Além desse corte da taxa de juros, Ribeiro lembra que o governo já havia reduzido os depósitos compulsórios – medida que injeta liquidez no sistema e tende a beneficiar famílias e pequenos negócios – e antecipado a cota de emissão de títulos com propósito especial das municipalidades. “Com isso, deixaram um volume de dinheiro preparado para ser utilizado já no primeiro trimestre, com efeitos no segundo, quando pelo calendário original esse efeito só aconteceria no segundo semestre. Isso também indica que, apesar do viés de alta sugerido pelo resultado do final de 2021, o governo pode identificar um primeiro trimestre mais complicado”, explica.

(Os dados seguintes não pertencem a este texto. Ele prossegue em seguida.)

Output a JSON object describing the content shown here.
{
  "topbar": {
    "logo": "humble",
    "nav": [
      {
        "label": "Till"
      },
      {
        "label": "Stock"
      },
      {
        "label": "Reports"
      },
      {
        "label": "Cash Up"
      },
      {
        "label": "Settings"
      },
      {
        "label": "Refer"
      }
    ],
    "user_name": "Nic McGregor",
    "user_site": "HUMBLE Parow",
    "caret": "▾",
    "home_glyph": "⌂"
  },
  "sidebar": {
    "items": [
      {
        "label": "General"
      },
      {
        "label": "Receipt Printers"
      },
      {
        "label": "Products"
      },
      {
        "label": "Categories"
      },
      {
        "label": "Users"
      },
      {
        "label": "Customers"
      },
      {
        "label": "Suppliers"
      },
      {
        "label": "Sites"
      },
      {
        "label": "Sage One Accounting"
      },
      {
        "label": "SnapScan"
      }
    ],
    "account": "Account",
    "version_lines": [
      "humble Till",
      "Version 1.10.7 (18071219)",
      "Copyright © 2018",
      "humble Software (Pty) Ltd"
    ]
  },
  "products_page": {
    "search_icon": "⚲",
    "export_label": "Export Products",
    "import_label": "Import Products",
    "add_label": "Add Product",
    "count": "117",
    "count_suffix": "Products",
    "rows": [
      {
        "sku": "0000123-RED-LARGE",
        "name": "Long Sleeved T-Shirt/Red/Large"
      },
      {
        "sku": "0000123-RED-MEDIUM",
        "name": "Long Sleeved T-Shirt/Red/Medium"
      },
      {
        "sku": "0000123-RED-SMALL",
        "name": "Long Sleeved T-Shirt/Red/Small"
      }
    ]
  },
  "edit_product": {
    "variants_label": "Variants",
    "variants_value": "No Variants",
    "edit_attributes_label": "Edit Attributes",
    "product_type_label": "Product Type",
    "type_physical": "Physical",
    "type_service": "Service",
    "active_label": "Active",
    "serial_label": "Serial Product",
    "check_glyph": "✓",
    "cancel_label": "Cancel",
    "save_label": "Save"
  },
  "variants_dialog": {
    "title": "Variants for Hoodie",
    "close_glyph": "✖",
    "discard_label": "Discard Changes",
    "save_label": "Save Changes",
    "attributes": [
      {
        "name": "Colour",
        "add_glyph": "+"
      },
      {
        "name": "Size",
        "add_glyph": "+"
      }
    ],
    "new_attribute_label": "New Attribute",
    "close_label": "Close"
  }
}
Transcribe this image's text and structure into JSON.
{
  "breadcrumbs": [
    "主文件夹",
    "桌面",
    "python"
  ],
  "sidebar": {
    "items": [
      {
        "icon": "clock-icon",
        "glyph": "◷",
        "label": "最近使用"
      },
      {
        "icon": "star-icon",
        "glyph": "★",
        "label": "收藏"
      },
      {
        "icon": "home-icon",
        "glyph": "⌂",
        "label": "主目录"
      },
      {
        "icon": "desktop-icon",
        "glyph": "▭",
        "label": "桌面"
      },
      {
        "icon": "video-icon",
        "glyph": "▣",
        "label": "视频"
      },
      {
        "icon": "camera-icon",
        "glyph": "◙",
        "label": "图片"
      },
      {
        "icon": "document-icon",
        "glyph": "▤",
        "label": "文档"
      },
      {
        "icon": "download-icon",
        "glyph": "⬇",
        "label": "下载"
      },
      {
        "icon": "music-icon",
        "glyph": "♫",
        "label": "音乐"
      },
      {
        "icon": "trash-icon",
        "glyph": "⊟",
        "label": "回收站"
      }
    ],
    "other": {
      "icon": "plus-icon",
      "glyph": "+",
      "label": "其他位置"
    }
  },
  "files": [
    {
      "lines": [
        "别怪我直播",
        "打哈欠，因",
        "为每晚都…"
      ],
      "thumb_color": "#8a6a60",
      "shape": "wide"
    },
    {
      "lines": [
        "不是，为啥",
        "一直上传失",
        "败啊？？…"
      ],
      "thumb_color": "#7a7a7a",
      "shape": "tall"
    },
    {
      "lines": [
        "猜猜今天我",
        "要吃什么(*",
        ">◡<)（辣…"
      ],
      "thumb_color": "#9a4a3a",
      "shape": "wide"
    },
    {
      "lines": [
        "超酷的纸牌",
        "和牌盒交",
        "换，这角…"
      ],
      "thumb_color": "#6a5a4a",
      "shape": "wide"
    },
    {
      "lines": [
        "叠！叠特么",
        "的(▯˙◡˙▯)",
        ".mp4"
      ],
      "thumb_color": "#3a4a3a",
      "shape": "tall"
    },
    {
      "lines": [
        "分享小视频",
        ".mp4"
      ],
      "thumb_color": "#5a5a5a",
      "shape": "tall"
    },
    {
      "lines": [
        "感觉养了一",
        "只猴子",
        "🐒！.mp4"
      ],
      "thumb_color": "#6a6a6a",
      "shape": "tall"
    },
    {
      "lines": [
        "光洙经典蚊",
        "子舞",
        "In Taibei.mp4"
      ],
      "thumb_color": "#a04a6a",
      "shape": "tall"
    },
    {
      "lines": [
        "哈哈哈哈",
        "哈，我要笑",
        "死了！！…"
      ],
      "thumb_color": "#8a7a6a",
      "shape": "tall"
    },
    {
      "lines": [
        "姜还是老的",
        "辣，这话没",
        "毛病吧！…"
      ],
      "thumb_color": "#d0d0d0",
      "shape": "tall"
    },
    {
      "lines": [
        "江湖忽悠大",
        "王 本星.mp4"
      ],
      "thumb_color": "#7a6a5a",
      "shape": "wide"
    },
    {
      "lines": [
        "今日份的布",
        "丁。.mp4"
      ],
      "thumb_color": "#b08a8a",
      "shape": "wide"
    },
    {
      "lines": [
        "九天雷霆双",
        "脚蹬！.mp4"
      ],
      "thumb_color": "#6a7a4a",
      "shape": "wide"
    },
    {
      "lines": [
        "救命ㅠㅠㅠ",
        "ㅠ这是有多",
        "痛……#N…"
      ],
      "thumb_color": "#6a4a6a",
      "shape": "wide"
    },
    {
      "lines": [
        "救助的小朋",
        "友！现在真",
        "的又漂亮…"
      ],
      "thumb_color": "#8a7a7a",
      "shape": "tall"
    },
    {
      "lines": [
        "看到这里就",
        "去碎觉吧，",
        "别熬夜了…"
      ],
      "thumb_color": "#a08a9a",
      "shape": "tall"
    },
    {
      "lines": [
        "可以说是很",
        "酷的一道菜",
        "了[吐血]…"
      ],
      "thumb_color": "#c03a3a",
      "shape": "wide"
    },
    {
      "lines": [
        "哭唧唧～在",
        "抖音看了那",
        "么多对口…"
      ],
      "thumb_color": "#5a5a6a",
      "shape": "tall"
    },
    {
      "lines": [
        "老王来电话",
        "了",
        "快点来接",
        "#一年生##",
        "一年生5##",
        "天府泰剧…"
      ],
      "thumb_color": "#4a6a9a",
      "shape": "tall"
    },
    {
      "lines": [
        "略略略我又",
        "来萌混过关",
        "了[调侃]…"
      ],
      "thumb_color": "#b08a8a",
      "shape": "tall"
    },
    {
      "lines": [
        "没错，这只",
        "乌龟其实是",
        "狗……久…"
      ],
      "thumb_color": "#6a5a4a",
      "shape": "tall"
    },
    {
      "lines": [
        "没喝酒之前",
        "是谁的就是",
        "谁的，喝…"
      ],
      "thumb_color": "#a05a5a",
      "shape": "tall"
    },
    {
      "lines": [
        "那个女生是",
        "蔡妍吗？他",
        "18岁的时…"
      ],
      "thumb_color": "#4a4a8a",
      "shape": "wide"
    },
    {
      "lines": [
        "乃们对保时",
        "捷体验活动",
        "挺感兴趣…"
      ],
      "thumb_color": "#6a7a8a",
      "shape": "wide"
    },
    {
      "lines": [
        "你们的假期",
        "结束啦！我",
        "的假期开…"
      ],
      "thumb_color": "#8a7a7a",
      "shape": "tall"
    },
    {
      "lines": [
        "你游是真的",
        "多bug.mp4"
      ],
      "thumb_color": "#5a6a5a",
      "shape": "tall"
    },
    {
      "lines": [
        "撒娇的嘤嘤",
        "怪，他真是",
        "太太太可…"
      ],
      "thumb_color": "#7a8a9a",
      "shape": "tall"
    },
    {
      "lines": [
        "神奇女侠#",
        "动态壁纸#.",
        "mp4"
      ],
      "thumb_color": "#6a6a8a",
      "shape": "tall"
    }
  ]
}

O economista lembra que a meta do governo para o crescimento da economia chinesa este ano foi definida em novembro, mas ainda não foi divulgada – deverá acontecer formalmente na plenária do partido em março –, e que a calibragem das medidas operadas dependerá desse número. “Se a pretensão é de um crescimento de até 5%, com o ritmo que a economia apresenta agora, não será preciso grande esforço”, diz. O panorama da inflação em dezembro – dando sinais de uma desinflação disseminada, com o índice de preços ao consumidor acumulando 1,5% no ano – dá certo grau de liberdade para medidas de estímulo. Ribeiro lembra, entretanto, que a Ômicron pode levar a uma desorganização adicional nas cadeias de valor, gerando um repique na inflação produzida dentro da China. “Também é preciso observar o comportamento do petróleo, que registrou aceleração de preço nas últimas semanas”, diz, lembrando da influência desse insumo na estrutura de preços ao produtos e em segmentos como transportes, pressionando a inflação ao consumidor. “Por isso, entre os três instrumentos – políticas monetária, fiscal e de crédito – acho que daqui para frente a monetária ficará no fim da fila”, afirma. 

Ribeiro considera que, diante do cenário complexo que espera as principais economias este ano, o conflito China / Estados Unidos ficará em segundo plano para ambas as economias. No caso da agenda ambiental, Ribeiro considera que a China poderá colocá-la em segundo plano no curto prazo caso tenha necessidade de recorrer à “Velha China” para salvar o crescimento. “Para o Brasil, vemos um momento mais favorável para o setor de minério, com um pouco mais de demanda puxada pela infraestrutura, depois do colapso de preços observado no ano passado. Mas nada que se compare ao pico de preços de quando a China acelerou sua retomada”, diz. “No caso das exportações do agro, ainda é um quadro complicado pelas variáveis climáticas, mas ainda parece ser um cenário com um sinal de nível de preço elevado – o que não significa uma nova rodada de aceleração de inflação”, conclui.